I always start my bag training as with 3 minute rounds, 1 minute of rest. Start off with 3 mins of general jabs, straights, hooks, whatever, moving around plenty but constant hitting. In the 1 min of rest I do 20 starjumps/ jumping jacks then 20 squats/dips until my minute is up, then back onto the bag, for 20 jabs, 20 straights, 20 left hooks, 20 rights, 20 uppercuts etc etc until time is up then back into the rest period with more starjumps, squats. Next 3 min set I go jab jab straight, step away. move back jab jab straight and step away. I do this for most of the 3 mins, until there is 30secs left when I go all out left right as fast as possible. 1 min rest with more star jumps and squats.
After that little lot I hit the weights with 3 sets of 12 on bench press, fly, and bicep curls.
then back to the bag for another 3 rounds of open bag sparring, trying to imagine that every time the bag swings toads me, I either have to punch, block or step out of the way. try to "fight" the bag rather than just punch it, and keep moving around that bag! in the rest periods blitz the legs with star jumps, squats, skipping whatever, just abuse them so you can barely walk.
After 3 rounds you deserve a rest, so do a set of 20 then 15 then 10 of the following..
Barbell push: put all the weight on one side and the free end into a corner, lift it up and stan straight facing the corner, push the weights from the chest to full arm extension for one rep.
Plate rotate: Hold a weight plate with both hands at arms length in front of you, rotate it around your head keeping the head still for one rep do a set for left and a set for right.
Plate lift: Hold a weight plate in front of you, lift it over your head, keeping arms straight and lower it down your back, return to the front for one rep.

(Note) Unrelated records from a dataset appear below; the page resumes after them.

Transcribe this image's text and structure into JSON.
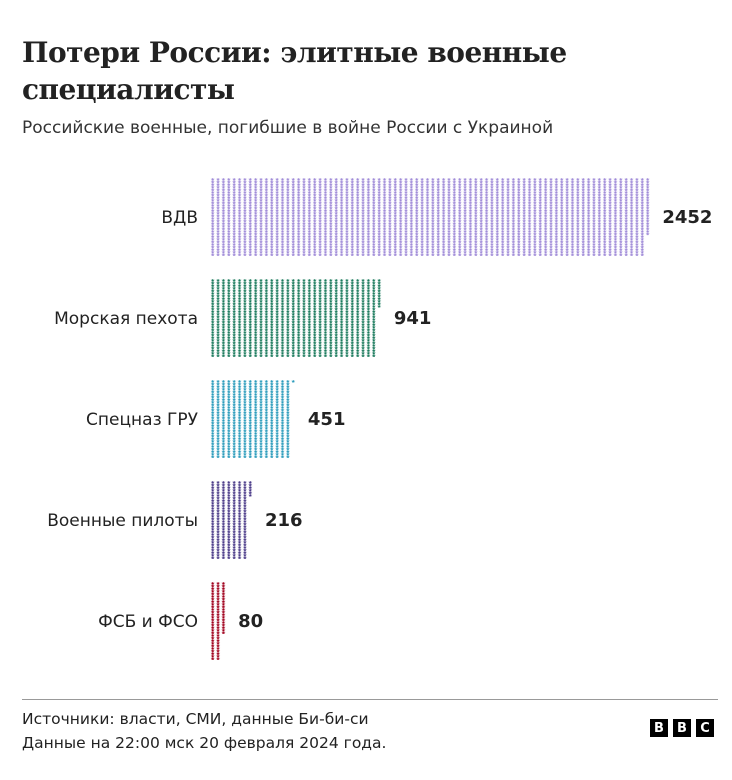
{
  "chart_data": {
    "type": "bar",
    "orientation": "horizontal",
    "unit_icon": "star-icon",
    "title": "Потери России: элитные военные специалисты",
    "subtitle": "Российские военные, погибшие в войне России с Украиной",
    "categories": [
      "ВДВ",
      "Морская пехота",
      "Спецназ ГРУ",
      "Военные пилоты",
      "ФСБ и ФСО"
    ],
    "values": [
      2452,
      941,
      451,
      216,
      80
    ],
    "value_labels": [
      "2452",
      "941",
      "451",
      "216",
      "80"
    ],
    "colors": [
      "#a08bd8",
      "#1a7a5c",
      "#2a9bbb",
      "#4a3a88",
      "#a0001c"
    ],
    "xlabel": "",
    "ylabel": "",
    "grid": false
  },
  "footer": {
    "sources": "Источники: власти, СМИ, данные Би-би-си",
    "date": "Данные на 22:00 мск 20 февраля 2024 года.",
    "logo": "BBC"
  }
}
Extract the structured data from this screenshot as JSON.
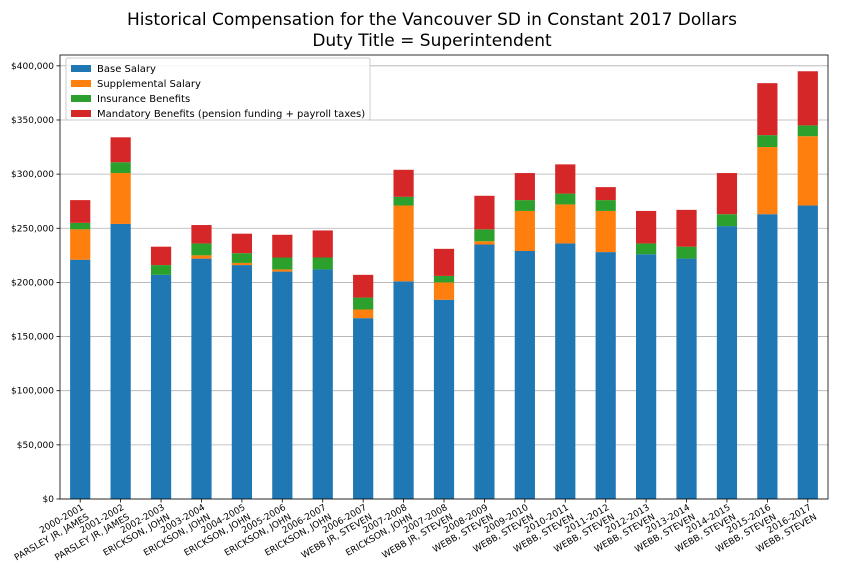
{
  "chart_data": {
    "type": "bar",
    "stacked": true,
    "title": "Historical Compensation for the Vancouver SD in Constant 2017 Dollars",
    "subtitle": "Duty Title = Superintendent",
    "categories": [
      "2000-2001\nPARSLEY JR, JAMES",
      "2001-2002\nPARSLEY JR, JAMES",
      "2002-2003\nERICKSON, JOHN",
      "2003-2004\nERICKSON, JOHN",
      "2004-2005\nERICKSON, JOHN",
      "2005-2006\nERICKSON, JOHN",
      "2006-2007\nERICKSON, JOHN",
      "2006-2007\nWEBB JR, STEVEN",
      "2007-2008\nERICKSON, JOHN",
      "2007-2008\nWEBB JR, STEVEN",
      "2008-2009\nWEBB, STEVEN",
      "2009-2010\nWEBB, STEVEN",
      "2010-2011\nWEBB, STEVEN",
      "2011-2012\nWEBB, STEVEN",
      "2012-2013\nWEBB, STEVEN",
      "2013-2014\nWEBB, STEVEN",
      "2014-2015\nWEBB, STEVEN",
      "2015-2016\nWEBB, STEVEN",
      "2016-2017\nWEBB, STEVEN"
    ],
    "series": [
      {
        "name": "Base Salary",
        "color": "#1f77b4",
        "values": [
          221000,
          254000,
          207000,
          222000,
          216000,
          210000,
          212000,
          167000,
          201000,
          184000,
          235000,
          229000,
          236000,
          228000,
          226000,
          222000,
          252000,
          263000,
          271000
        ]
      },
      {
        "name": "Supplemental Salary",
        "color": "#ff7f0e",
        "values": [
          28000,
          47000,
          0,
          3000,
          2000,
          2000,
          0,
          8000,
          70000,
          16000,
          3000,
          37000,
          36000,
          38000,
          0,
          0,
          0,
          62000,
          64000
        ]
      },
      {
        "name": "Insurance Benefits",
        "color": "#2ca02c",
        "values": [
          6000,
          10000,
          9000,
          11000,
          9000,
          11000,
          11000,
          11000,
          8000,
          6000,
          11000,
          10000,
          10000,
          10000,
          10000,
          11000,
          11000,
          11000,
          10000
        ]
      },
      {
        "name": "Mandatory Benefits (pension funding + payroll taxes)",
        "color": "#d62728",
        "values": [
          21000,
          23000,
          17000,
          17000,
          18000,
          21000,
          25000,
          21000,
          25000,
          25000,
          31000,
          25000,
          27000,
          12000,
          30000,
          34000,
          38000,
          48000,
          50000
        ]
      }
    ],
    "ylim": [
      0,
      410000
    ],
    "yticks": [
      0,
      50000,
      100000,
      150000,
      200000,
      250000,
      300000,
      350000,
      400000
    ],
    "ytick_labels": [
      "$0",
      "$50,000",
      "$100,000",
      "$150,000",
      "$200,000",
      "$250,000",
      "$300,000",
      "$350,000",
      "$400,000"
    ],
    "grid": "y",
    "legend_position": "top-left"
  }
}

then back on the bag for a round of free sparring. If you can keep your gloves up by this stage you are a stronger man than me!
20 normal sit ups, 15 to the left 15 to the right, 20 holding a weight plate over your head then 10 normal, 10 left, 10 right. drink some water, have a protein shake, cry a little and grab a shower.
Thats my week day work out, so maybe start with that.
I;d suggest joining the boxing gym asap as it gives you new training ideas and highlights your weaknesses. there is no point doing epic bicep curls if your bicep strength is fine but your triceps are lacking, preoper sparring will tell you where you need to work on (legs for me!)